Le paradoxe est saisissant. L’instrument né pour élargir l’accès au juge est devenu, par son succès même, un objet de filtrage. La Cour qui demandait jadis une simple lettre demande aujourd’hui une feuille d’impôt. Entre les deux, la même question : qui peut légitimement parler au nom de l’intérêt général devant le juge ?
Le miroir français : l’intérêt à agir et le refus de l’action populaire
C’est ici que le PIL parle au publiciste français — par contraste. Car la question qu’elle a tranchée dans un sens, notre droit l’a, depuis toujours, tranchée dans l’autre. Le PIL repose sur la quasi-disparition du locus standi ; le droit administratif français repose, lui, sur l’exigence maintenue d’un intérêt à agir. « Pas d’intérêt, pas d’action » : nul ne peut, en principe, saisir le juge d’un grief qui ne le touche pas, fût-ce pour défendre la légalité en général. C’est le refus constant de l’action populaire — cette action par laquelle n’importe quel citoyen agirait comme procureur de la loi. Le PIL est, à la lettre, cette actio popularis que notre tradition a toujours écartée.
Le contraste mérite toutefois d’être nuancé, car notre intérêt à agir n’a rien d’un guichet fermé.

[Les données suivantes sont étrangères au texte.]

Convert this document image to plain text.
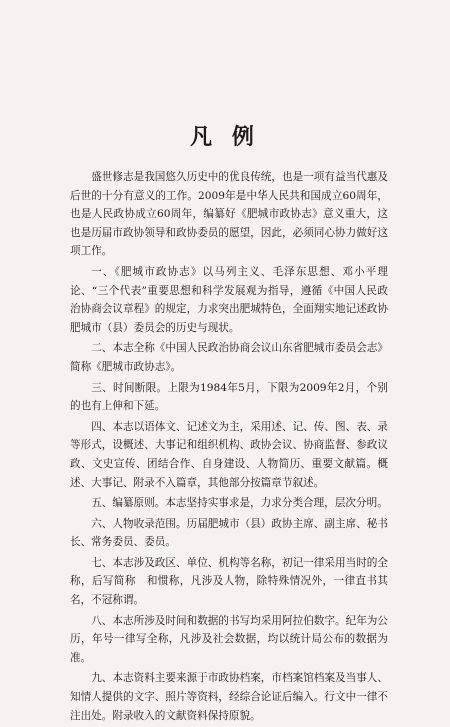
凡 例

盛世修志是我国悠久历史中的优良传统，也是一项有益当代惠及后世的十分有意义的工作。2009年是中华人民共和国成立60周年，也是人民政协成立60周年，编纂好《肥城市政协志》意义重大，这也是历届市政协领导和政协委员的愿望，因此，必须同心协力做好这项工作。

一、《肥城市政协志》以马列主义、毛泽东思想、邓小平理论、“三个代表”重要思想和科学发展观为指导，遵循《中国人民政治协商会议章程》的规定，力求突出肥城特色，全面翔实地记述政协肥城市（县）委员会的历史与现状。

二、本志全称《中国人民政治协商会议山东省肥城市委员会志》简称《肥城市政协志》。

三、时间断限。上限为1984年5月，下限为2009年2月，个别的也有上伸和下延。

四、本志以语体文、记述文为主，采用述、记、传、图、表、录等形式，设概述、大事记和组织机构、政协会议、协商监督、参政议政、文史宣传、团结合作、自身建设、人物简历、重要文献篇。概述、大事记、附录不入篇章，其他部分按篇章节叙述。

五、编纂原则。本志坚持实事求是，力求分类合理，层次分明。

六、人物收录范围。历届肥城市（县）政协主席、副主席、秘书长、常务委员、委员。

七、本志涉及政区、单位、机构等名称，初记一律采用当时的全称，后写简称　和惯称，凡涉及人物，除特殊情况外，一律直书其名，不冠称谓。

八、本志所涉及时间和数据的书写均采用阿拉伯数字。纪年为公历，年号一律写全称，凡涉及社会数据，均以统计局公布的数据为准。

九、本志资料主要来源于市政协档案，市档案馆档案及当事人、知情人提供的文字、照片等资料，经综合论证后编入。行文中一律不注出处。附录收入的文献资料保持原貌。
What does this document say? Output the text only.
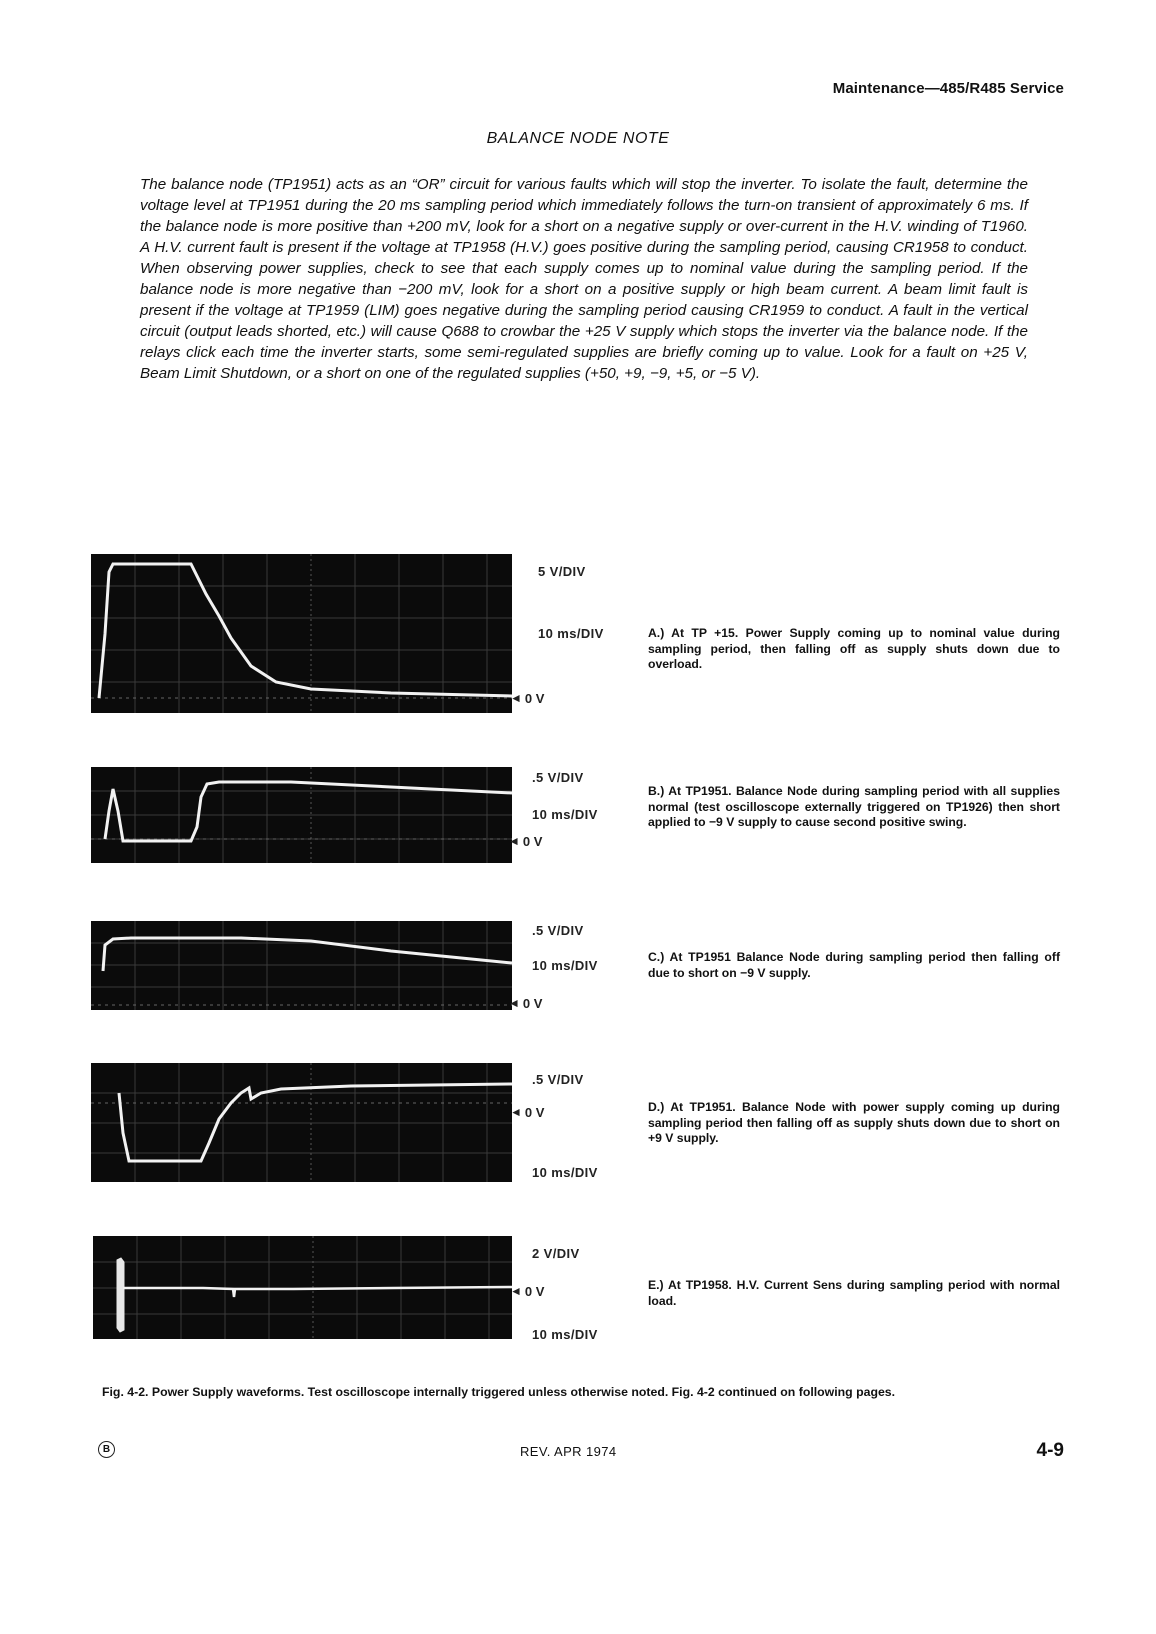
Maintenance—485/R485 Service
BALANCE NODE NOTE

The balance node (TP1951) acts as an “OR” circuit for various faults which will stop the inverter. To isolate the fault, determine the voltage level at TP1951 during the 20 ms sampling period which immediately follows the turn-on transient of approximately 6 ms. If the balance node is more positive than +200 mV, look for a short on a negative supply or over-current in the H.V. winding of T1960. A H.V. current fault is present if the voltage at TP1958 (H.V.) goes positive during the sampling period, causing CR1958 to conduct. When observing power supplies, check to see that each supply comes up to nominal value during the sampling period. If the balance node is more negative than −200 mV, look for a short on a positive supply or high beam current. A beam limit fault is present if the voltage at TP1959 (LIM) goes negative during the sampling period causing CR1959 to conduct. A fault in the vertical circuit (output leads shorted, etc.) will cause Q688 to crowbar the +25 V supply which stops the inverter via the balance node. If the relays click each time the inverter starts, some semi-regulated supplies are briefly coming up to value. Look for a fault on +25 V, Beam Limit Shutdown, or a short on one of the regulated supplies (+50, +9, −9, +5, or −5 V).

5 V/DIV
10 ms/DIV
◄ 0 V
A.) At TP +15. Power Supply coming up to nominal value during sampling period, then falling off as supply shuts down due to overload.
.5 V/DIV
10 ms/DIV
◄ 0 V
B.) At TP1951. Balance Node during sampling period with all supplies normal (test oscilloscope externally triggered on TP1926) then short applied to −9 V supply to cause second positive swing.
.5 V/DIV
10 ms/DIV
◄ 0 V
C.) At TP1951 Balance Node during sampling period then falling off due to short on −9 V supply.
.5 V/DIV
◄ 0 V
10 ms/DIV
D.) At TP1951. Balance Node with power supply coming up during sampling period then falling off as supply shuts down due to short on +9 V supply.
2 V/DIV
◄ 0 V
10 ms/DIV
E.) At TP1958. H.V. Current Sens during sampling period with normal load.
Fig. 4-2. Power Supply waveforms. Test oscilloscope internally triggered unless otherwise noted. Fig. 4-2 continued on following pages.
B	REV. APR 1974	4-9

Le recours pour excès de pouvoir est un contentieux objectif : on y juge la légalité d’un acte plus que les droits d’une partie, et la jurisprudence y admet l’intérêt à agir avec une réelle bienveillance — celui du contribuable communal contre les décisions qui engagent les finances de sa commune (Casanova, 1901), ou celui des associations défendant l’intérêt collectif qu’elles se sont donné pour objet. Simplement, cet intérêt demeure un filtre : aussi libéral soit-il, il suppose toujours un lien entre le requérant et la cause. Là où l’Inde a fait du citoyen un procureur de l’intérêt général, la France a préféré confier ce rôle à la structure du recours — la nature objective du contentieux, l’office du rapporteur public — plutôt qu’à l’ouverture du prétoire à tous. Deux voies vers un même but : faire du juge le gardien de la légalité, sans le même prix.
Reste à savoir lequel des deux modèles a vu juste. L’effacement indien du locus standi est-il un approfondissement de l’État de droit, qui a donné au plus faible une voix devant le juge, ou la matrice d’un gouvernement des juges affranchi de toute procédure ? Le reflux de 2026 est-il un assainissement salutaire, ou le reniement d’une promesse ? Et nous, héritiers d’un droit qui n’a jamais voulu de l’action populaire : devons-nous regarder le PIL comme un modèle dont nous pourrions nous inspirer, comme un contre-modèle qui conforte notre prudence, ou comme l’objet d’étude à l’aune duquel mesurer la singularité de notre propre équilibre ? Le PIL a fait du justiciable indien le porte-parole de tous : la question, en 2026, est de savoir si le porte-parole n’a pas, parfois, pris la place du juge.